Depois, lamenta como apenas uma acadêmica da USP seria capaz de que a lista parecia ter livros legíveis demais, e que a forma estava em segundo plano em comparação com “o conteúdo” – imagino que a escolha dessa palavra específica não seja gratuita, já que não é à trama ou ao fio narrativo que ela se refere, mas ao “conteúdo” no seu sentido mercadológico como popularizado pela moderna economia digital (mais aqui). Curiosamente, a própria maneira como a respeitável crítica define “forma” parece um tanto enviesada, provavelmente pensando nos “anseios de vanguarda” aparentados com o modernismo paulista (ele mesmo já velho de cem anos) e expressos em uma linguagem que mais se assemelha a um jogo de armar ou a um enigma críptico ao estilo Joyceano – ou Oswaldiano, se preferirem). “Forma”, essa palavra, não é apenas isso. É também montagem e recorte, e nesse sentido há algumas obras bem interessantes na lista. Também acho bem estranho que, em um momento em que, apontam as pesquisas, quase ninguém mais lê no Brasil, tenhamos uma queixa tão sentida de que os livros considerados os melhores da última quadra do século sejam aqueles que, bem, os leitores leem. Mas não vou me estender demais, porque bem ou mal estou falando de um texto curto de uma especialista em Guimarães Rosa com seus quase noventa anos – o que inevitavelmente imprime um tom diverso no texto, assim como a própria lista é um recorte que deixa entrever as marcas do tempo.

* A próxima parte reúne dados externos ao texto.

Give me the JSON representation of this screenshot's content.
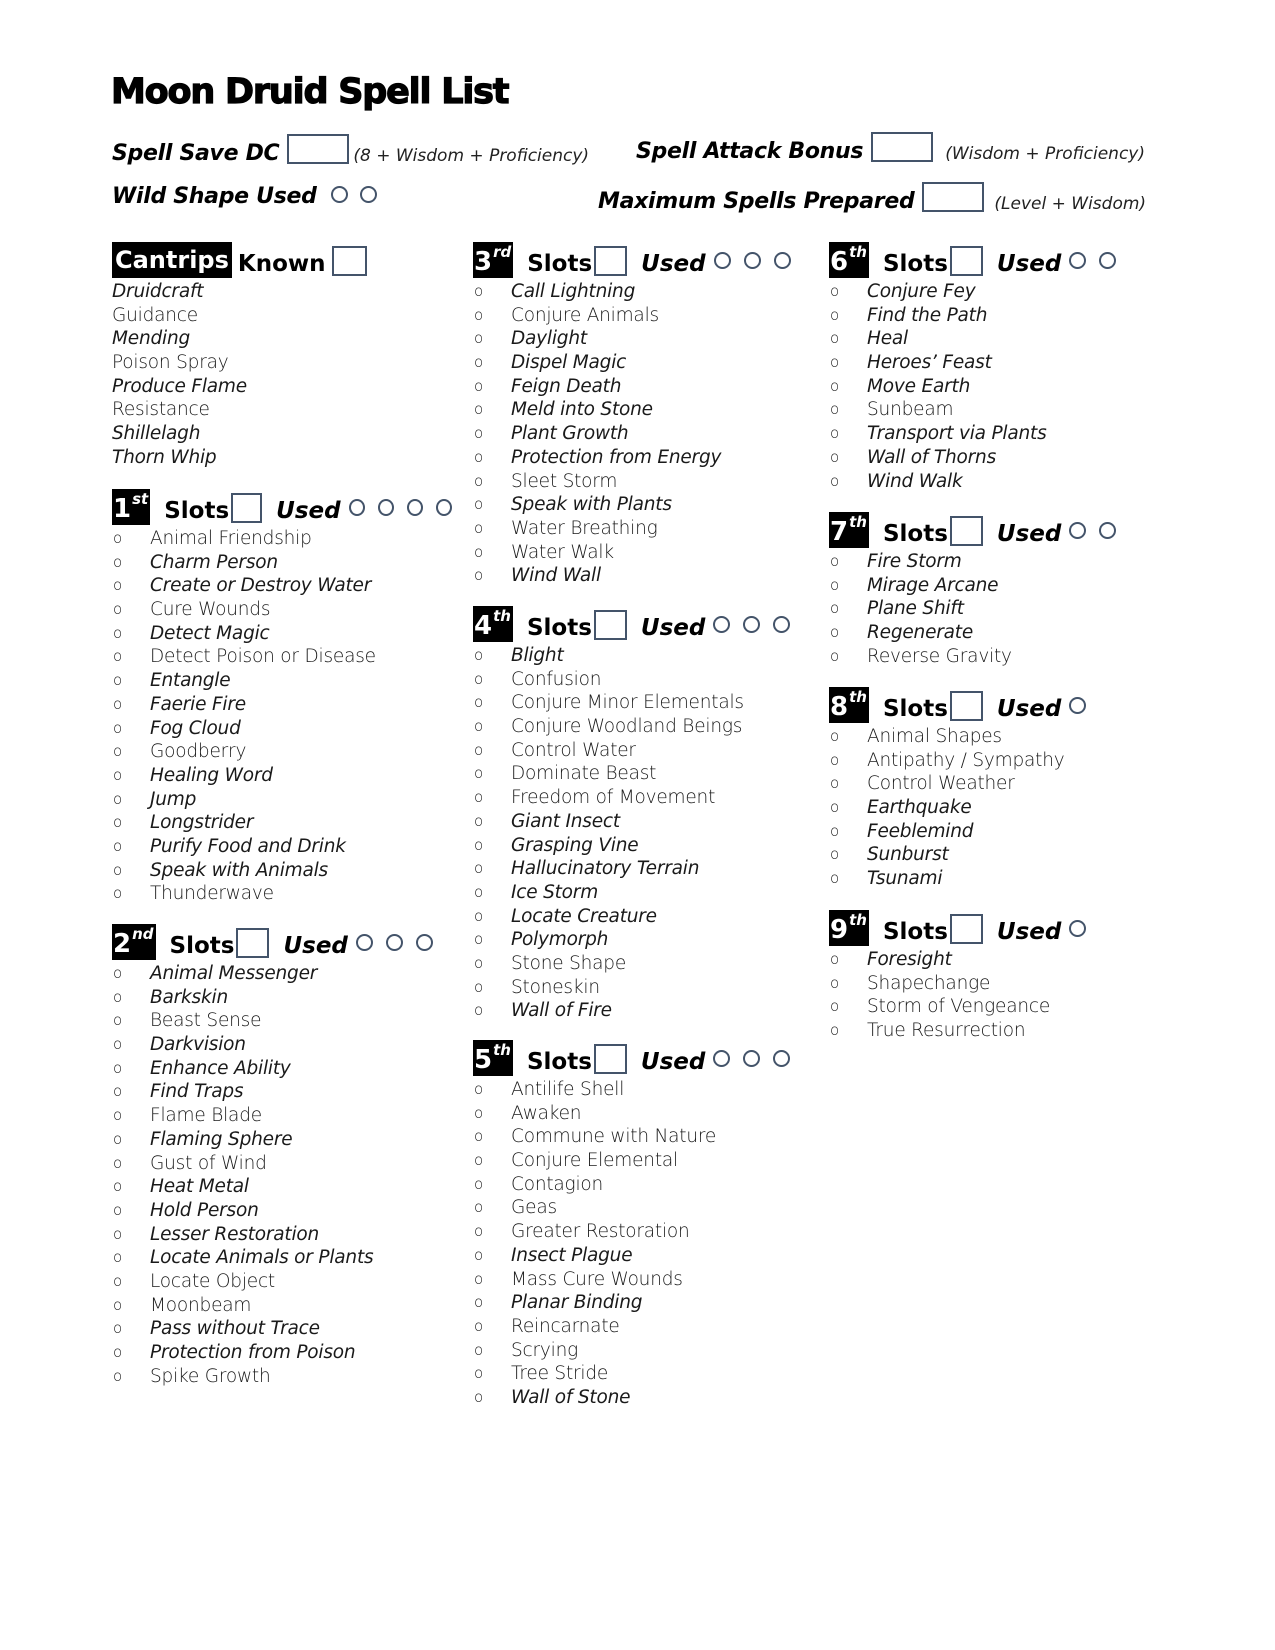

É uma lista diferente das dos livros de verão. Pelo seu caráter sazonal, listas como a que a IA inventou são meio que guias de consumo, sem nada que de fato transcenda. Já uma lista pesquisada entre especialistas com opiniões sobre a literatura dos últimos 25 anos se pretende uma lista certificadora, talvez como forma de reafirmar um certo prestígio intelectual do jornal como veículo num contexto de diminuição de leitores e de esgotamento dos espaços para a literatura na imprensa tradicional.
Imprensa e relevância
Isso fica claro já na forma, para mim, meio ignorante, como foi titulado o outro texto que saiu junto da publicação da lista, da colunista e também acadêmica Bianca Santana. O título diz que a lista “reconfigura cânone mais plural”, quando o texto de Bianca não diz isso, porque não será uma lista de jornal a responsável por “reconfigurar” cânone algum, isso é o efeito gradual, paralelo e simultâneo de várias instâncias de legitimação, da estante da livraria até os trabalhos acadêmicos, das políticas editoriais ao novo panorama de circulação de informações produzido pela internet. O que a autora diz, textualmente, é que a lista evidencia uma reconfiguração do cânone que já vem ocorrendo e que não precisa da lista para isso – e pego tanto neste ponto porque, como já comentei com vocês, sei como as coisas funcionam nos bastidores de uma redação, e estou chutando que o responsável pelo título seja alguém do jornal, e não a autora.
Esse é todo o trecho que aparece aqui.